Ainda nos termos dessa norma legal, o processo de avaliação da capacidade para a frequência, bem como o da selecção e seriação dos candidatos ao ingresso em cada curso e estabelecimento de ensino superior, passa a ser da competência dos estabelecimentos de ensino superior, sujeito, embora, a alguns princípios básicos, de onde se destacam: a) A democraticidade, equidade e igualdade de oportunidades; b) A objectividade dos critérios; c) A universalidade das regras; d) A valorização do percurso educativo feito no ensino secundário, incluindo a utilização obrigatória da classificação final deste no processo de seriação; e) A coordenação dos estabelecimentos de ensino superior para a realização da avaliação, selecção e seriação, por forma a evitar a proliferação de provas; f) O carácter nacional da candidatura ao ensino superior público, a realizar pelos serviços da administração central e regional da educação.

O presente diploma visa dar concretização ao novo quadro legal nesta matéria, desenvolvendo, no quadro do artigo 12.º da Lei de Bases do Sistema Educativo, os princípios gerais a que deve estar sujeito o acesso e ingresso no ensino superior.

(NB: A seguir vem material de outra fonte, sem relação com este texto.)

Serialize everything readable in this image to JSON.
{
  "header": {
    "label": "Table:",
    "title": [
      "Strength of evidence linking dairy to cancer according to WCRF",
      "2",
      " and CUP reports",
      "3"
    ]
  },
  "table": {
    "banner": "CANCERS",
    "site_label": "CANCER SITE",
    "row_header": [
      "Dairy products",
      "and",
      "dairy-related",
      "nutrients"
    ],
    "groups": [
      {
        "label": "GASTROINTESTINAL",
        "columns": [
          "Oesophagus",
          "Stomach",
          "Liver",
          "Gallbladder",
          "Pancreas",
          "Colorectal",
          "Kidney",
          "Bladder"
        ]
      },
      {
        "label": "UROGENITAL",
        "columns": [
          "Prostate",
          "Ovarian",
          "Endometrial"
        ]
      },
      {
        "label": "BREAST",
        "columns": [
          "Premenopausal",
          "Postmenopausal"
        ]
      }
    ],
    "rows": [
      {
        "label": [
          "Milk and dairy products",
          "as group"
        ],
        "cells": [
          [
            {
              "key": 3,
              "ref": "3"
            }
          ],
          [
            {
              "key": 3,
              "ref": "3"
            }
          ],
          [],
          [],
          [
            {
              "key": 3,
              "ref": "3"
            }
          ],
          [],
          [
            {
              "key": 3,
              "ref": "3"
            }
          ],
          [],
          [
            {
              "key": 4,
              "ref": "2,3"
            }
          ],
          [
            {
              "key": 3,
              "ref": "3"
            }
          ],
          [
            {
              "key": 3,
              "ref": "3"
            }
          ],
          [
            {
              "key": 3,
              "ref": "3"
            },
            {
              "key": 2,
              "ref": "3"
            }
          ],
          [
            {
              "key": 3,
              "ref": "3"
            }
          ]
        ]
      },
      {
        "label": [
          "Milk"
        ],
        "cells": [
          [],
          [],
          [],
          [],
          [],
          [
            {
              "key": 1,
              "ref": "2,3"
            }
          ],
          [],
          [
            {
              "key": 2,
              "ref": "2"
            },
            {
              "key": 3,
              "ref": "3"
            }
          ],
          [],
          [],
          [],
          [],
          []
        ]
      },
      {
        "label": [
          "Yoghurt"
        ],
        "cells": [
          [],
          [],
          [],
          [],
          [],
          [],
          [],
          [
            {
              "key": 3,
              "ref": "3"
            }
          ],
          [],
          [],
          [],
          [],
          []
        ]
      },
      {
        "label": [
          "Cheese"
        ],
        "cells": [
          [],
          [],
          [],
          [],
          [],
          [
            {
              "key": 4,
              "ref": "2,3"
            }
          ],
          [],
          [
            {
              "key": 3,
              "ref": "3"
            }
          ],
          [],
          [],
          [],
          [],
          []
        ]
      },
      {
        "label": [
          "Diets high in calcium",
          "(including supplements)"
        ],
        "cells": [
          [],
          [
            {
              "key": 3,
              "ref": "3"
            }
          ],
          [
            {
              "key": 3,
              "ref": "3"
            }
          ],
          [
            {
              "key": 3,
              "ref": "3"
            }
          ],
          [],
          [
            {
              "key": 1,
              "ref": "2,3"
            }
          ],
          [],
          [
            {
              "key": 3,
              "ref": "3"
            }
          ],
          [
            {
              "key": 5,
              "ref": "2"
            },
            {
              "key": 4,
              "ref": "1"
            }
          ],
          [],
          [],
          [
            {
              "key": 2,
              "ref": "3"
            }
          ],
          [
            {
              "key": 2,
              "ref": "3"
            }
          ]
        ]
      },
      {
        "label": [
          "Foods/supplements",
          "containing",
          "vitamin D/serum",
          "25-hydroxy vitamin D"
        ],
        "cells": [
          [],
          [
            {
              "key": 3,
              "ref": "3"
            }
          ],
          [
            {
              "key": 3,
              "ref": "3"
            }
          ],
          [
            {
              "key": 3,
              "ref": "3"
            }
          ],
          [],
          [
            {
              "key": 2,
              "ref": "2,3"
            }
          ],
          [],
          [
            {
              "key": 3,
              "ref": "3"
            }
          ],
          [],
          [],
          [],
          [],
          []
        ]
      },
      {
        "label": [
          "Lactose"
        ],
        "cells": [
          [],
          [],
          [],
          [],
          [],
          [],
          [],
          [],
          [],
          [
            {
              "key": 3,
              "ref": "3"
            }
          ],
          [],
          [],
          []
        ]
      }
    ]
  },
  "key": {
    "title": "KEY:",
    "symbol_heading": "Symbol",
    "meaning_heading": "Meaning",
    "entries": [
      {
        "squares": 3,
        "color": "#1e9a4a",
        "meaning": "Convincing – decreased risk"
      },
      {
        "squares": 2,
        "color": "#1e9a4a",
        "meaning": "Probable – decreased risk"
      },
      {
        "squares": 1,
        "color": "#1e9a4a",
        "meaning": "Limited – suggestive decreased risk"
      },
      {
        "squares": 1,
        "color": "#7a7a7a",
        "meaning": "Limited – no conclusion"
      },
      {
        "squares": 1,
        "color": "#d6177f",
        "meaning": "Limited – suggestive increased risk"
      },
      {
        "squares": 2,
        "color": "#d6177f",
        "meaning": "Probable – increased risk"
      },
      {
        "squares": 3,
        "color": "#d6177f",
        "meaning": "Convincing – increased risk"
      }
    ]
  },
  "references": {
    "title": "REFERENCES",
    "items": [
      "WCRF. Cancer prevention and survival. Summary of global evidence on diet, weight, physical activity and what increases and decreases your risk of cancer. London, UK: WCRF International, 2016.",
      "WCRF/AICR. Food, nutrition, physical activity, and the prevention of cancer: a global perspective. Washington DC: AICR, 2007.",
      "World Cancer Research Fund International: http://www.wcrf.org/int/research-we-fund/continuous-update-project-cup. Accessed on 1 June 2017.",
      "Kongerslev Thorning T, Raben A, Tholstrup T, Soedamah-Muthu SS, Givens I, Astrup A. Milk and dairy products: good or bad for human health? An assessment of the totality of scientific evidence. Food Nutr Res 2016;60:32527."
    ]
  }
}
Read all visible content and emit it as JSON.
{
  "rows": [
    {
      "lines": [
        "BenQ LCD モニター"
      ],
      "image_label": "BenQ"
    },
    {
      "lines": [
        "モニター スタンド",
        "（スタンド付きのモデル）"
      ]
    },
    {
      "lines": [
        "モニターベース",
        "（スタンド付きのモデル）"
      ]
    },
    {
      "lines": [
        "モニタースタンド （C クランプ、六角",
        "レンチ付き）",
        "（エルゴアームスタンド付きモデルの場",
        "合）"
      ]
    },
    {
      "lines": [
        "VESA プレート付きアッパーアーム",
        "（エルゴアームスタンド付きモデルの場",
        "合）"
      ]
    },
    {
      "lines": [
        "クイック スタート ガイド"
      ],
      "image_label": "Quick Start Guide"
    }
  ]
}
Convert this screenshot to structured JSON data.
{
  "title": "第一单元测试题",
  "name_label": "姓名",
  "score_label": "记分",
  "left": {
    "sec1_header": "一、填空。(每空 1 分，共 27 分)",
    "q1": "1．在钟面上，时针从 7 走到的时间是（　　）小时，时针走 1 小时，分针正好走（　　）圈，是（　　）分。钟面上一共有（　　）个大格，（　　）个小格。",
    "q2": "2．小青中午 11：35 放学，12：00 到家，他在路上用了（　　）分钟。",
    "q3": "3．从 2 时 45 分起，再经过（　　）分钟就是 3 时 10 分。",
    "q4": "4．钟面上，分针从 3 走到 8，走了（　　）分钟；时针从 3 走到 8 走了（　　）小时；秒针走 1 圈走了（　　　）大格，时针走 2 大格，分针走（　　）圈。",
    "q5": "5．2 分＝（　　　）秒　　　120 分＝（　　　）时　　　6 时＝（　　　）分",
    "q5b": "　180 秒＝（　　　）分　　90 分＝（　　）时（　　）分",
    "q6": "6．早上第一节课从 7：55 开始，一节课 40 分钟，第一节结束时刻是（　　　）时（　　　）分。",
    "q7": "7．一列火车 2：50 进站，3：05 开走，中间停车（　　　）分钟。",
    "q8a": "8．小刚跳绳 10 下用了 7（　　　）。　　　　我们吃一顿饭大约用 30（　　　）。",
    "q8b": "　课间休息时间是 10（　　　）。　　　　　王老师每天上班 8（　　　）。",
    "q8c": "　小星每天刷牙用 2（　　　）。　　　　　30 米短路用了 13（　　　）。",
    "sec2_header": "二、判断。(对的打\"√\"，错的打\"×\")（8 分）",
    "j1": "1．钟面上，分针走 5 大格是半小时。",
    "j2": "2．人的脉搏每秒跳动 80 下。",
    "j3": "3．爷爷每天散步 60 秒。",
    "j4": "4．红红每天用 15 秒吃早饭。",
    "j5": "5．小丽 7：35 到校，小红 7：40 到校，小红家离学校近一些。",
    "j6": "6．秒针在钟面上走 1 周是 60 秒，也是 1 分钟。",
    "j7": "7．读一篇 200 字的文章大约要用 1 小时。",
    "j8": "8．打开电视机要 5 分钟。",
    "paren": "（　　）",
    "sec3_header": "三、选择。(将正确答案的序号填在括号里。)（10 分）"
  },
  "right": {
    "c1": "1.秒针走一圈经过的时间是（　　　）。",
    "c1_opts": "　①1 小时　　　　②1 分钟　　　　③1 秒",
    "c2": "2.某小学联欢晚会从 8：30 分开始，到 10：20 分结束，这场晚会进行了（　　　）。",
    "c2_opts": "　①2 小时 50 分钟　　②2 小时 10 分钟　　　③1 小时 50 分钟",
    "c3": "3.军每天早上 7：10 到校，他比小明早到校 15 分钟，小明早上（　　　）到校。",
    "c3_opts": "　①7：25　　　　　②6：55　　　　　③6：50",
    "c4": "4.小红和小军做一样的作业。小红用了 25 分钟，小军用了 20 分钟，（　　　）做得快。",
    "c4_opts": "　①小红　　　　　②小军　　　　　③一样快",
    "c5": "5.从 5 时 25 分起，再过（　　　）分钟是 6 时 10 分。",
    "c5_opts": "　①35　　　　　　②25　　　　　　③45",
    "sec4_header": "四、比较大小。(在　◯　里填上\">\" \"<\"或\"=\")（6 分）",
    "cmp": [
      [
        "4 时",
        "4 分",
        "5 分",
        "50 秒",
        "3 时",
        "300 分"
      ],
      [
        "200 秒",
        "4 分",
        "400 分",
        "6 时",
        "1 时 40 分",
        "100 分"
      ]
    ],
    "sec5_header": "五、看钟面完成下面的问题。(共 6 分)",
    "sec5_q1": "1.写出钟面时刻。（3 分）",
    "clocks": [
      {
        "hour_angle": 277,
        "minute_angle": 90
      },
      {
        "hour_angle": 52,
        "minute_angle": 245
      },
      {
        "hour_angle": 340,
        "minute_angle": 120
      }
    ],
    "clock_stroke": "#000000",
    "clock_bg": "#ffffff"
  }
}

Foram ouvidos o Conselho de Reitores das Universidades Portuguesas, o Conselho Coordenador dos Institutos Superiores Politécnicos, a Associação Portuguesa do Ensino Superior Privado e a Confederação Nacional das Associações de Pais.

Assim: No desenvolvimento da Lei de Bases do Sistema Educativo (Lei n.º 46/86, de 14 de Outubro, alterada pela Lei n.º 115/97, de 19 de Setembro), e nos termos da alínea c) do n.º 1 do artigo 198.º da Constituição, o Governo decreta, para valer como lei geral da República, nos termos do n.º 5 do artigo 112.º da Constituição, o seguinte: CAPÍTULO I Disposições gerais Artigo 1.º Objecto O presente diploma regula o regime de acesso e ingresso no ensino superior.

Artigo 2.º Âmbito e aplicação Este regime aplica-se ao acesso e ingresso nos estabelecimentos de ensino superior público e particular e cooperativo para a frequência de cursos de bacharelato e de licenciatura.

Artigo 3.º Limitações quantitativas O ingresso em cada par estabelecimento/curso de ensino superior está sujeito a limitações quantitativas, decorrentes do número de vagas fixado anualmente nos termos do presente diploma.

Artigo 4.º Fixação das vagas para as instituições de ensino superior público 1 - As vagas para os cursos das instituições de ensino superior público tuteladas exclusivamente pelo Ministério da Educação são fixadas anualmente pelos órgãos legal e estatutariamente competentes de cada instituição e comunicadas ao Departamento do Ensino Superior, acompanhadas da respectiva fundamentação, até data a estabelecer nos termos do artigo 40.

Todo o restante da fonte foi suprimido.